S'il a pu être jugé que le liquidateur ne peut légalement agir que dans l'intérêt de tous les créanciers et non dans l'intérêt personnel d'un créancier ou d'un groupe de créancier (Cass. com., 13 mars 2012, n° 11-15.438, FS-P+B N° Lexbase : A8907IEM ; P.-M. Le Corre, in Chronique mensuelle de droit des entreprises en difficulté - Avril 2012 -1ère esp.-, Lexbase Hebdo n° 293 du 19 avril 2012 - édition affaires N° Lexbase : N1549BTK ; JCP éd. E, 1325, note P.-M. Le Corre), cette restriction n'a pas lieu d'être dans le litige ici en cause. En effet, en obtenant l'inopposabilité de la cession de parts sociales, le liquidateur agit bien dans l'intérêt collectif de tous les créanciers de la société en liquidation, dont les titres sont l'objet de la cession contestée. L'effet produit, à savoir la possibilité de poursuivre le cédant, en lieu et place du cessionnaire des parts, au titre de l'obligation solidaire et indéfinie aux dettes sociales profite évidemment à l'ensemble des créanciers de la société en liquidation.

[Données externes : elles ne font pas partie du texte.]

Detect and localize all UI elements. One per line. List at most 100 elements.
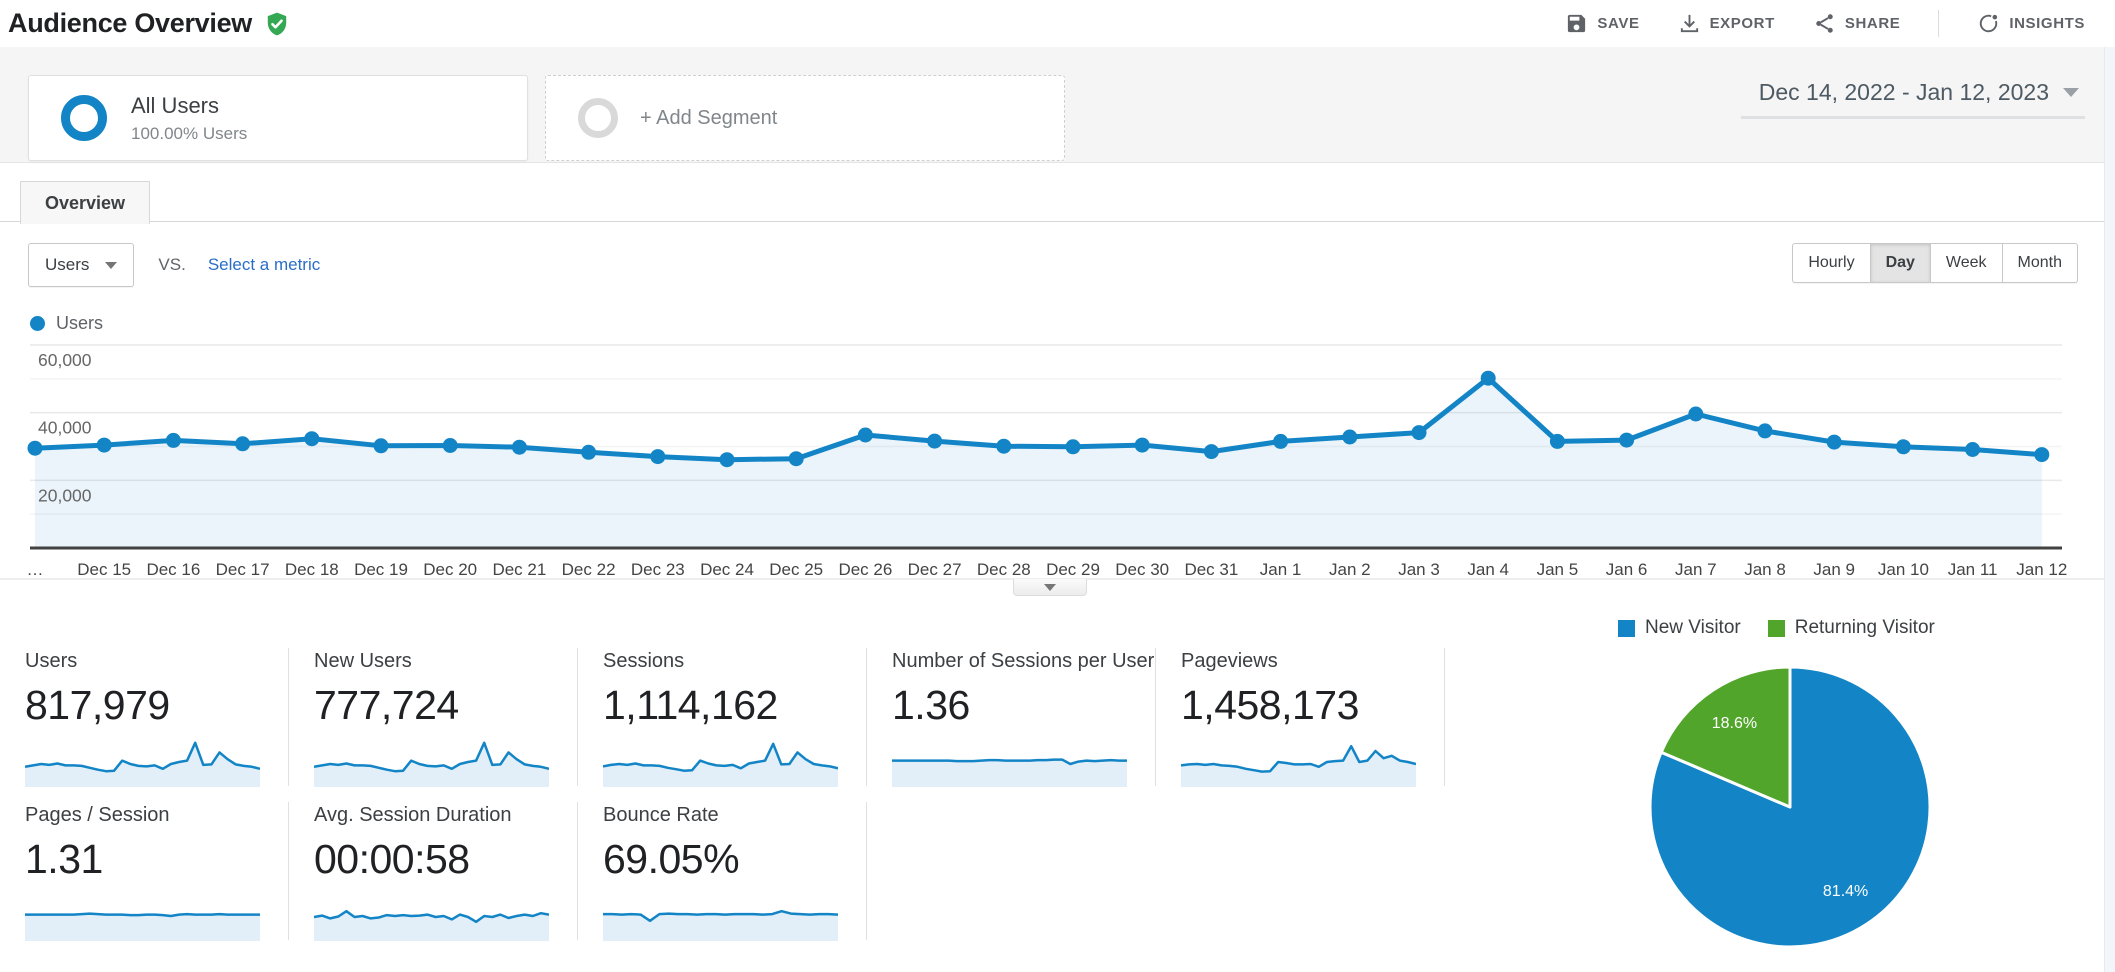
svg-text:Dec 22: Dec 22: [562, 560, 616, 579]
chart-legend: Users: [30, 313, 103, 334]
save-button[interactable]: SAVE: [1565, 12, 1639, 35]
date-range-text: Dec 14, 2022 - Jan 12, 2023: [1758, 79, 2049, 105]
tab-strip: Overview: [0, 181, 2115, 224]
svg-text:Jan 12: Jan 12: [2016, 560, 2067, 579]
pie-legend: New Visitor Returning Visitor: [1618, 617, 1962, 639]
scorecard-value: 777,724: [314, 682, 459, 728]
scorecard-value: 69.05%: [603, 836, 740, 882]
svg-text:Jan 9: Jan 9: [1813, 560, 1855, 579]
select-a-metric-link[interactable]: Select a metric: [207, 255, 321, 274]
svg-text:Dec 24: Dec 24: [700, 560, 754, 579]
svg-text:Jan 5: Jan 5: [1537, 560, 1579, 579]
scrollbar-track[interactable]: [2104, 47, 2115, 972]
tab-overview[interactable]: Overview: [20, 181, 151, 224]
svg-text:Jan 7: Jan 7: [1675, 560, 1717, 579]
segment-title: All Users: [131, 92, 220, 118]
legend-swatch-icon: [1767, 619, 1785, 637]
chevron-down-icon: [2063, 88, 2079, 97]
pie-legend-item-new-visitor[interactable]: New Visitor: [1618, 617, 1741, 639]
svg-text:40,000: 40,000: [38, 418, 92, 438]
scorecard-label: Bounce Rate: [603, 804, 719, 826]
svg-text:Dec 19: Dec 19: [354, 560, 408, 579]
scorecard-sparkline: [25, 912, 260, 941]
scorecard-sessions[interactable]: Sessions 1,114,162: [578, 648, 867, 787]
scorecard-bounce-rate[interactable]: Bounce Rate 69.05%: [578, 802, 867, 941]
svg-text:Jan 4: Jan 4: [1467, 560, 1509, 579]
scorecard-value: 817,979: [25, 682, 170, 728]
svg-text:81.4%: 81.4%: [1823, 883, 1868, 900]
svg-text:60,000: 60,000: [38, 350, 92, 370]
scorecard-sparkline: [314, 909, 549, 941]
svg-text:Dec 30: Dec 30: [1115, 560, 1169, 579]
svg-text:Dec 18: Dec 18: [285, 560, 339, 579]
add-segment-ring-icon: [578, 98, 618, 138]
insights-label: INSIGHTS: [2009, 15, 2085, 32]
granularity-day[interactable]: Day: [1870, 243, 1931, 283]
svg-text:Dec 23: Dec 23: [631, 560, 685, 579]
scorecard-number-of-sessions-per-user[interactable]: Number of Sessions per User 1.36: [867, 648, 1156, 787]
svg-text:20,000: 20,000: [38, 485, 92, 505]
segment-chip-all-users[interactable]: All Users 100.00% Users: [28, 75, 528, 161]
scorecard-pageviews[interactable]: Pageviews 1,458,173: [1156, 648, 1445, 787]
scorecard-value: 1,114,162: [603, 682, 778, 728]
scorecards: Users 817,979 New Users 777,724 Sessions 1,11…: [0, 648, 1460, 956]
scorecard-sparkline: [314, 741, 549, 787]
scorecard-new-users[interactable]: New Users 777,724: [289, 648, 578, 787]
svg-text:…: …: [27, 560, 44, 579]
svg-text:Dec 21: Dec 21: [492, 560, 546, 579]
share-button[interactable]: SHARE: [1813, 12, 1901, 35]
share-icon: [1813, 12, 1836, 35]
granularity-toggle: Hourly Day Week Month: [1792, 243, 2078, 283]
date-range-selector[interactable]: Dec 14, 2022 - Jan 12, 2023: [1740, 75, 2085, 119]
scorecard-sparkline: [1181, 744, 1416, 787]
metric-dropdown[interactable]: Users: [28, 243, 135, 287]
svg-text:Jan 6: Jan 6: [1606, 560, 1648, 579]
svg-text:Dec 16: Dec 16: [146, 560, 200, 579]
svg-text:Dec 27: Dec 27: [908, 560, 962, 579]
visitor-type-pie-chart[interactable]: 81.4% 18.6%: [1640, 657, 1940, 957]
svg-text:Jan 3: Jan 3: [1398, 560, 1440, 579]
scorecard-sparkline: [603, 742, 838, 787]
save-label: SAVE: [1597, 15, 1640, 32]
legend-dot-icon: [30, 316, 45, 331]
metric-controls: Users VS. Select a metric: [28, 243, 320, 287]
insights-button[interactable]: INSIGHTS: [1977, 12, 2085, 35]
scorecard-label: Users: [25, 650, 78, 672]
scorecard-avg-session-duration[interactable]: Avg. Session Duration 00:00:58: [289, 802, 578, 941]
legend-swatch-icon: [1618, 619, 1635, 637]
metric-dropdown-label: Users: [45, 255, 90, 274]
segment-band: All Users 100.00% Users + Add Segment De…: [0, 47, 2115, 163]
scorecard-pages-session[interactable]: Pages / Session 1.31: [0, 802, 289, 941]
svg-text:Dec 17: Dec 17: [216, 560, 270, 579]
header-actions: SAVE EXPORT SHARE INSIGHTS: [1527, 0, 2085, 47]
share-label: SHARE: [1844, 15, 1901, 32]
scorecard-label: Number of Sessions per User: [892, 650, 1155, 672]
granularity-hourly[interactable]: Hourly: [1792, 243, 1871, 283]
granularity-month[interactable]: Month: [2002, 243, 2078, 283]
svg-text:Dec 28: Dec 28: [977, 560, 1031, 579]
chart-expander-button[interactable]: [1013, 579, 1087, 596]
scorecard-label: Avg. Session Duration: [314, 804, 512, 826]
svg-text:Jan 2: Jan 2: [1329, 560, 1371, 579]
export-button[interactable]: EXPORT: [1678, 12, 1775, 35]
add-segment-chip[interactable]: + Add Segment: [545, 75, 1065, 161]
scorecard-sparkline: [603, 909, 838, 941]
svg-text:Dec 25: Dec 25: [769, 560, 823, 579]
svg-text:Dec 20: Dec 20: [423, 560, 477, 579]
svg-text:18.6%: 18.6%: [1712, 715, 1757, 732]
export-label: EXPORT: [1709, 15, 1775, 32]
svg-text:Dec 15: Dec 15: [77, 560, 131, 579]
scorecard-users[interactable]: Users 817,979: [0, 648, 289, 787]
scorecard-sparkline: [892, 758, 1127, 787]
header-bar: Audience Overview SAVE EXPORT SHARE INSIGHT…: [0, 0, 2115, 47]
pie-legend-item-returning-visitor[interactable]: Returning Visitor: [1767, 617, 1935, 639]
pie-legend-label: New Visitor: [1645, 617, 1741, 638]
users-line-chart[interactable]: 20,000 40,000 60,000 … Dec 15 Dec 16 Dec 17 Dec…: [0, 338, 2115, 584]
scorecard-value: 1.36: [892, 682, 970, 728]
svg-text:Dec 29: Dec 29: [1046, 560, 1100, 579]
scorecard-label: Pages / Session: [25, 804, 170, 826]
page-title: Audience Overview: [8, 8, 253, 38]
chart-legend-label: Users: [56, 313, 104, 333]
segment-ring-icon: [61, 95, 107, 141]
granularity-week[interactable]: Week: [1930, 243, 2003, 283]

Cet aspect complémentaire de l'arrêt, certes procédural, confirme l'impérieuse nécessité pour le cédant d'effectuer les formalités requises aux fins d'opposabilité à la société et aux tiers de la cession de parts sociales s'il entend être libéré, au moins pour l'avenir, du risque de devoir répondre des dettes sociales.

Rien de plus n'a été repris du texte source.